Времени не то что не хватало — его уже просто не было. Никто не знал, что делать. Императрица была в гневе, генералы трусили, придворные ходили крадучись, как уличные коты. Сам князь Потемкин пребывал в растерянности.
Наутро, выйдя к Мойке, Вертухин долго в задумчивости рассматривал недостойную Петербурга картину.
— Да-а, — сказал он. — Битва при Рябой Могиле. А ведь пред сим дворцом надобна царская площадь.
Чавкая сапогами в рубиновом иле, изгибаясь всем телом, дабы ступить, куда надо, и не уронить себя, Вертухин пробрался к Зимнему дворцу и отыскал сбоку вход в маленькие сенцы да часового при нем.
— Доложи, любезный, какому-нибудь придворному лакею, что прибыли от генерала Черторыльского с чрезвычайным известием, — сказал он ему и добавил медным голосом: —О кончине Исмаил-бея.
Часовой был угрюм, как финские скалы, но просьбу исполнил.
Полчаса спустя Вертухин стоял перед штатс-секретарем господином Волковым.
— Твое известие, мой друг, уже лет пять как состарилось, — сказал Волков, глядя на Вертухина, как воробей на просяное зернышко. — Исмаил-бей пал от ятагана бунтовщика еще до сражения при Хотине.
— Покорнейше прошу, ваше высокопревосходительство, меня выслушать, — Вертухин изобразил своей фигурою нечто вроде дверного крючка. — Существует три рода известий: радостное, скорбное, и чрезвычайное. Последнее ни в коем разе не может состариться. Не позднее как вчера дошла до нас повесть, что Исмаил-бей умер не от ятагана, а от любовных ран, усердствуя в собственном гареме, в покоях осьмнадцатой за ночь сударыни наложницы.
— Садись, мил друг, и рассказывай, — сказал Волков со всей приятностию и указал на стул напротив себя.

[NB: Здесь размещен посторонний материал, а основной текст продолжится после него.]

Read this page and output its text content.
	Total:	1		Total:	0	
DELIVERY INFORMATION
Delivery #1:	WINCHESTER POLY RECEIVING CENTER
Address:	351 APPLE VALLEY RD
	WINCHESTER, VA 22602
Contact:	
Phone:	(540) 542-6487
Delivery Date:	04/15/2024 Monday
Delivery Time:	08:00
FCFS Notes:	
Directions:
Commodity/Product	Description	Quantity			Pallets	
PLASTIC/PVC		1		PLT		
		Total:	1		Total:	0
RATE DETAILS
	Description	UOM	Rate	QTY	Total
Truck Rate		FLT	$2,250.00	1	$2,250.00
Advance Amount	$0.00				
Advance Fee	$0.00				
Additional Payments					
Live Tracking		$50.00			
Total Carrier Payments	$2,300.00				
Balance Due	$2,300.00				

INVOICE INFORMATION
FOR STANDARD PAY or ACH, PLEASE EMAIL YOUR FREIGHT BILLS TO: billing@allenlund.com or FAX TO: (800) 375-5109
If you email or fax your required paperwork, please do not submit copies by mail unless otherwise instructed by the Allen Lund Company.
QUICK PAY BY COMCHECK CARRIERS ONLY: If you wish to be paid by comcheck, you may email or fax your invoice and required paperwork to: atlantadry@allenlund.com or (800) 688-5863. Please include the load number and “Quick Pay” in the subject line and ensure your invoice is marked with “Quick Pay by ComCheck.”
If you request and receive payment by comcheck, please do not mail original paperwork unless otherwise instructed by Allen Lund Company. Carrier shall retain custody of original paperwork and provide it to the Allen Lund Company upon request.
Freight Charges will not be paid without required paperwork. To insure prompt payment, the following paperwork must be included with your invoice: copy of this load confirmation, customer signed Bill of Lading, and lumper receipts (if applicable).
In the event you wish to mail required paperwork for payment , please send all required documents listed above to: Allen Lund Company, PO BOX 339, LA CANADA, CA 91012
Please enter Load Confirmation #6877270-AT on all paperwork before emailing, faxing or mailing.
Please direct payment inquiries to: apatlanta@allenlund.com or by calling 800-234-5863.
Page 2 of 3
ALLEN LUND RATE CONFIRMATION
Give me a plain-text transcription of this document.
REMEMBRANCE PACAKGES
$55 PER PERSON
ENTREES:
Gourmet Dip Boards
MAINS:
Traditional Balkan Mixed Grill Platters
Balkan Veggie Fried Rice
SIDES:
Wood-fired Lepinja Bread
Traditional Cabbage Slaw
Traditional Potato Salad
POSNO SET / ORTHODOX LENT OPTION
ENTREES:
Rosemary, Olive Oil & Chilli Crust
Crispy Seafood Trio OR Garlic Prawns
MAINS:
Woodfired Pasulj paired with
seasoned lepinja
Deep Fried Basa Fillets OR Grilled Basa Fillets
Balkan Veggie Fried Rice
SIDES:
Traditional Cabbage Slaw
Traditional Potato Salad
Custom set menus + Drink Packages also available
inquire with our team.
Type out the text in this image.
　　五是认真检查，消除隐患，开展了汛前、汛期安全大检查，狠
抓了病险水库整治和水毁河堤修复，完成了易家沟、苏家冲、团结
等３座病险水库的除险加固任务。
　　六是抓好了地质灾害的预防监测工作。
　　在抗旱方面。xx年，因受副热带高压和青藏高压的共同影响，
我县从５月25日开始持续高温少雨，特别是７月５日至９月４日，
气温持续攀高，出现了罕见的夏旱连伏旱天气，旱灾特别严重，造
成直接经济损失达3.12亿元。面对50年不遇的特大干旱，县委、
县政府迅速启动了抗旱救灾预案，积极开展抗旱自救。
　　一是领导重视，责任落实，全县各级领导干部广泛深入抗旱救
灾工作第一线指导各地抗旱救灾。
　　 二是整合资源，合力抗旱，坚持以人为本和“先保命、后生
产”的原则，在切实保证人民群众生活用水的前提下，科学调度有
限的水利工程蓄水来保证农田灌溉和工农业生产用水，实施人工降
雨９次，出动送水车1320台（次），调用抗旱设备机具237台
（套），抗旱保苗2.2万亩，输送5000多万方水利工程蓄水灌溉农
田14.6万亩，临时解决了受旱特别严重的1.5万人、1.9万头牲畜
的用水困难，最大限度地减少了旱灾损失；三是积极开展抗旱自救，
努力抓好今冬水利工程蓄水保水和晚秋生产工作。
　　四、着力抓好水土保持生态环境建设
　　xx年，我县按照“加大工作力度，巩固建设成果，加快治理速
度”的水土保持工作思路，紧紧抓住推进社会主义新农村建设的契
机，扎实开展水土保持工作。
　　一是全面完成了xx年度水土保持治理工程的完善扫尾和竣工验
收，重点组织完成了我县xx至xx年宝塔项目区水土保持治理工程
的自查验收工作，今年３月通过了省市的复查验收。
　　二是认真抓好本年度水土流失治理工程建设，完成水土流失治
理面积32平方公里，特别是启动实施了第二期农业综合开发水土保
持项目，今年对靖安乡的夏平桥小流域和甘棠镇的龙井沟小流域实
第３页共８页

Через полчаса, измучившись в прах от любопытства Волкова, Вертухин приступил-таки к делу, началом коего стала нижайшая просьба донести до слуха императрицы, как следовало бы с дворцовой площадью поступить.
Назавтра луг пред Зимним дворцом являл собой редкое, необыкновенное и безумное зрелище, которым довольно налюбоваться и навеселиться нельзя было. Сюда сбежался весь Петербург. Людишки, шатаясь, будто под оплеухами, наталкиваясь друг на друга, растаскивали доски, бревна, палки, железо, кирпичи.
Суровый старец, засунув под мышки концы двух жердей, стоял посреди лужи, не имея сил ни двинуться дальше, ни бросить жерди в лужу.
Мастеровой, огромный, как Геракл, тащил на спине дверь от уборной.
Младенец лежал на руках матери, обсасывая зажатый в кулаке ржавый гвоздь.
Чухонец, хохоча от радости, бежал через площадь в одном башмаке.
— Гляди, башмак потерял, а хохочешь, — упрекнул его домовитый горожанин, держа в руках набитую камнями шапку.